While the London-focused chain offered shares at an initial price of 230p, rampant investor appetite sent the stock soaring 37p or 16% from the offer price to close at 267p.
The wider London market paused for breath - closing down 29 points at 6596.4 - after a frenetic week which saw blue-chip shares propelled higher by the US Federal Reserve's shock decision to maintain the size of its massive economic stimulus drive.
Attention has now shifted to prospects for the wider American economy, whose still-fragile health was behind the decision.The flat mood in London was echoed by another downbeat opening for Wall Street, where the Dow Jones Industrial Average looked set to record another day of falls after hitting a record high in the immediate wake of the Fed's decision. The Dax in Frankfurt edged down slightly and Cac 40 in Paris closed broadly flat.

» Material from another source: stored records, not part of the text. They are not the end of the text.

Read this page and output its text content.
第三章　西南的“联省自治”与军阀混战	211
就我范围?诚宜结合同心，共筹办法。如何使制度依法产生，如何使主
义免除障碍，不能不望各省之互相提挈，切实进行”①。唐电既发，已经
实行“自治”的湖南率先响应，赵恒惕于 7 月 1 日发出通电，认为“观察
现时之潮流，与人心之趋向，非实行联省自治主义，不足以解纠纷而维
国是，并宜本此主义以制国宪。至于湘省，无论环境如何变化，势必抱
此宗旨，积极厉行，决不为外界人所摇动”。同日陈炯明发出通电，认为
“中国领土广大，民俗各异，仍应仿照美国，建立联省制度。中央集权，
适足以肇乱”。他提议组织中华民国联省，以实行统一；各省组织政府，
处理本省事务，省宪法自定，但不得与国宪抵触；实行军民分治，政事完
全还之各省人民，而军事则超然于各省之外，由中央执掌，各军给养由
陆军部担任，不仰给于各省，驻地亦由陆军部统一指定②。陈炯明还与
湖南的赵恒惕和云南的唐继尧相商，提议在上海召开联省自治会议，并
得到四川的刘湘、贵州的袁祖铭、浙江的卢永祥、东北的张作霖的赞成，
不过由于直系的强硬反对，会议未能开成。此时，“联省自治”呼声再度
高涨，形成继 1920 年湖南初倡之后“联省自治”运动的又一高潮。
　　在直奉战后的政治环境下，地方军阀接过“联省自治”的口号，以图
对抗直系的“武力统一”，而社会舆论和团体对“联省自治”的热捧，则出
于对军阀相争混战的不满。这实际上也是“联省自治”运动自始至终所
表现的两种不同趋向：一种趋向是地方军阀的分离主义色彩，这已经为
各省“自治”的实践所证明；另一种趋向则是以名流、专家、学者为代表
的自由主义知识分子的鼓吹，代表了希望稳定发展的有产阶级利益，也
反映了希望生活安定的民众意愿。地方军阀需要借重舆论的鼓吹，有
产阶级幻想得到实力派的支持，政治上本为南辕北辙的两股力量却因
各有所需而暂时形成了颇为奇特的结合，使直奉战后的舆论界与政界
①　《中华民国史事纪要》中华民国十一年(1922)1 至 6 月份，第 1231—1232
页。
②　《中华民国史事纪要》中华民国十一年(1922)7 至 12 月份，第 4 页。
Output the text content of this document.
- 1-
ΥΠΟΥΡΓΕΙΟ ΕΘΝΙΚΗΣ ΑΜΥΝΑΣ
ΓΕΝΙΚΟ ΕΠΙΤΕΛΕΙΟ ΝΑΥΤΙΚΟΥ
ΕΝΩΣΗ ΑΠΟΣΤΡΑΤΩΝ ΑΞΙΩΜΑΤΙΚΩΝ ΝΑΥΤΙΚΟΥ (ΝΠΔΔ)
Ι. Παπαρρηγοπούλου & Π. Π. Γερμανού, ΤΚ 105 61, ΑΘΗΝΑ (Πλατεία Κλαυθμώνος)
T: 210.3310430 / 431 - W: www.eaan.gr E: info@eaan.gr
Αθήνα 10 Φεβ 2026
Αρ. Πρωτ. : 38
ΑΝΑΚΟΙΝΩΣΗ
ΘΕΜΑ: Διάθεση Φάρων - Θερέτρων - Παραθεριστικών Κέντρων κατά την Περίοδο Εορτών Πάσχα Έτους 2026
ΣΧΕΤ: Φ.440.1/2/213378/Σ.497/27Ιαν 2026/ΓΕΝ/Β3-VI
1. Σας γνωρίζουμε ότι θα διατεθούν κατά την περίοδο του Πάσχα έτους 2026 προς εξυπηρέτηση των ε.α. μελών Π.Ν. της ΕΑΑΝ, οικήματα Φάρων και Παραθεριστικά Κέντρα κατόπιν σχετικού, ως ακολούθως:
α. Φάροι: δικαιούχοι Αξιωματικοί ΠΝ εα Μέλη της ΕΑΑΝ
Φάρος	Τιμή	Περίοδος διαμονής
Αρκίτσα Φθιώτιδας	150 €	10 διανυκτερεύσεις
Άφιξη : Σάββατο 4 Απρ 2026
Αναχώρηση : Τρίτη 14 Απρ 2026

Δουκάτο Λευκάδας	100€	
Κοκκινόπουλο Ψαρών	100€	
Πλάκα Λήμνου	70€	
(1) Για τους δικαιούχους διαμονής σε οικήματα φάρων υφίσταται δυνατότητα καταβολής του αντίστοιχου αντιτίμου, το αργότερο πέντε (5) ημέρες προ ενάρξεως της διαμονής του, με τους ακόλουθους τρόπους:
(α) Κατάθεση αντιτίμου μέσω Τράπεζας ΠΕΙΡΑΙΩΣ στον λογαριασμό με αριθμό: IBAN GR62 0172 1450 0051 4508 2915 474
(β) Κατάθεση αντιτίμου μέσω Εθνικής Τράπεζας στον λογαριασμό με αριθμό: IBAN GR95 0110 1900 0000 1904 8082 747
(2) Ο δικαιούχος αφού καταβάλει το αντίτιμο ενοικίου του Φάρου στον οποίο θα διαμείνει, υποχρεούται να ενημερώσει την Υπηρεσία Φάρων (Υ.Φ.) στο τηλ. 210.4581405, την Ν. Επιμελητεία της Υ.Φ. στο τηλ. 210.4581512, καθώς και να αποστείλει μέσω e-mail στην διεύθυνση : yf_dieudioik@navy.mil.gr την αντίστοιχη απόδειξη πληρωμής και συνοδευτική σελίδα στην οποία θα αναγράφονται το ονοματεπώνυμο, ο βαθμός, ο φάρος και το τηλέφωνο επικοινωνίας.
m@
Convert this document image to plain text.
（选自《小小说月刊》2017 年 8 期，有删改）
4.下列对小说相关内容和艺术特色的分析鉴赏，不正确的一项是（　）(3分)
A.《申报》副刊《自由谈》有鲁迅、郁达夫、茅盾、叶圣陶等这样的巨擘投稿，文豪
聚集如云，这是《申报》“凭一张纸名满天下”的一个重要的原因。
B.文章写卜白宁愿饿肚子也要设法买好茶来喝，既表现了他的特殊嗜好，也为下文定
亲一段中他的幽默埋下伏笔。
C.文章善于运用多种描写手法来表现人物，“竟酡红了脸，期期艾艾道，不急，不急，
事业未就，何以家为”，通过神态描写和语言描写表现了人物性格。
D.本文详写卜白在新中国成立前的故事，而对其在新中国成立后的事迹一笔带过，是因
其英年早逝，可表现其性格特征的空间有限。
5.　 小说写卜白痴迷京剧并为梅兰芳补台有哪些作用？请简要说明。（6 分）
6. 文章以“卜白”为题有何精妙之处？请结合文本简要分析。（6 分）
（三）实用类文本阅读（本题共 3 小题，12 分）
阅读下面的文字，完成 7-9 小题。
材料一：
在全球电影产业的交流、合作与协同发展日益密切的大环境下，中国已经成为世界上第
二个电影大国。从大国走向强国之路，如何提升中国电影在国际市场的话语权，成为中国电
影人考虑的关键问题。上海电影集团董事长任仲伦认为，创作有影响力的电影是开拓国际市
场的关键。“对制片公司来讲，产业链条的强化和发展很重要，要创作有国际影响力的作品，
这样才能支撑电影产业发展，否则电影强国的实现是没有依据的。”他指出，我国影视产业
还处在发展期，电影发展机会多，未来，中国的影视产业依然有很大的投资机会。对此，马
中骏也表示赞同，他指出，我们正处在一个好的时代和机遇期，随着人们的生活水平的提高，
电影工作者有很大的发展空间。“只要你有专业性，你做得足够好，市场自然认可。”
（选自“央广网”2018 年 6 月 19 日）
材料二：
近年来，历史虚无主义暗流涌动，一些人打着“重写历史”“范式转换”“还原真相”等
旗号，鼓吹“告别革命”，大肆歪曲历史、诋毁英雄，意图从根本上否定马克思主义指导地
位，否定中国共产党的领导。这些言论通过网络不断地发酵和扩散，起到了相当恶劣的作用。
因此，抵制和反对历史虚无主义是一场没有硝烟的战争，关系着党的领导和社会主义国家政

Sterling was little changed on the money markets, with a pound worth $1.60 and €1.18.
Joe Rundle, head of trading at ETX Capital, said Foxton's initial public offering was a "stunning debut" spurred by high demand from investors bullish about the strength of the UK housing recovery, amid low interest rates and government initiatives to boost the market.
Executive directors and other staff from the chain were sharing in a windfall from a sell-off of a chunk of the business which had been expected to raise £390 million.
It was the latest chunk of shares to whet investor appetites on the London market, after part-nationalised Royal Bank of Scotland capitalised on recent equity market strength to raise £630m by selling another slice of its holding in insurer Direct Line.
Investors are also digesting Barclays' £5.8 billion rights issue, while the Government sold a £3.2bn portion of Lloyds Banking Group earlier this week.
But the move, which cut RBS's stake in the insurer to less than 30%, failed to boost the bank's shares, which fell 4.6p to 364.4p. Direct Line shares slipped 8p to 210p.
In the second tier, estate agent Countrywide benefited from the Foxtons cheer. The group, which rejoined the stock market in March, rose more than 2% or 12p to 570p.
Jardine Lloyd Thompson (JLT) was near the top of the FTSE 250 Index after it announced it was buying the world's fourth largest reinsurance brokerage business for $250m (£156m) in what was hailed as a major coup.
The biggest risers on the FTSE 100 were Shire up 51p to 2593p, Persimmon up 16p to 1127p, GKN 5p ahead to 360.7p and Sainsbury's 5.4p higher to 396.4p.
The biggest fallers on the FTSE 100 were Vedanta Resources 51p lower to 1116p, Antofagasta 34.5p down to 851.5p, Randgold Resources 165p weaker to 4676p and Fresnillo off 36p to 1033p.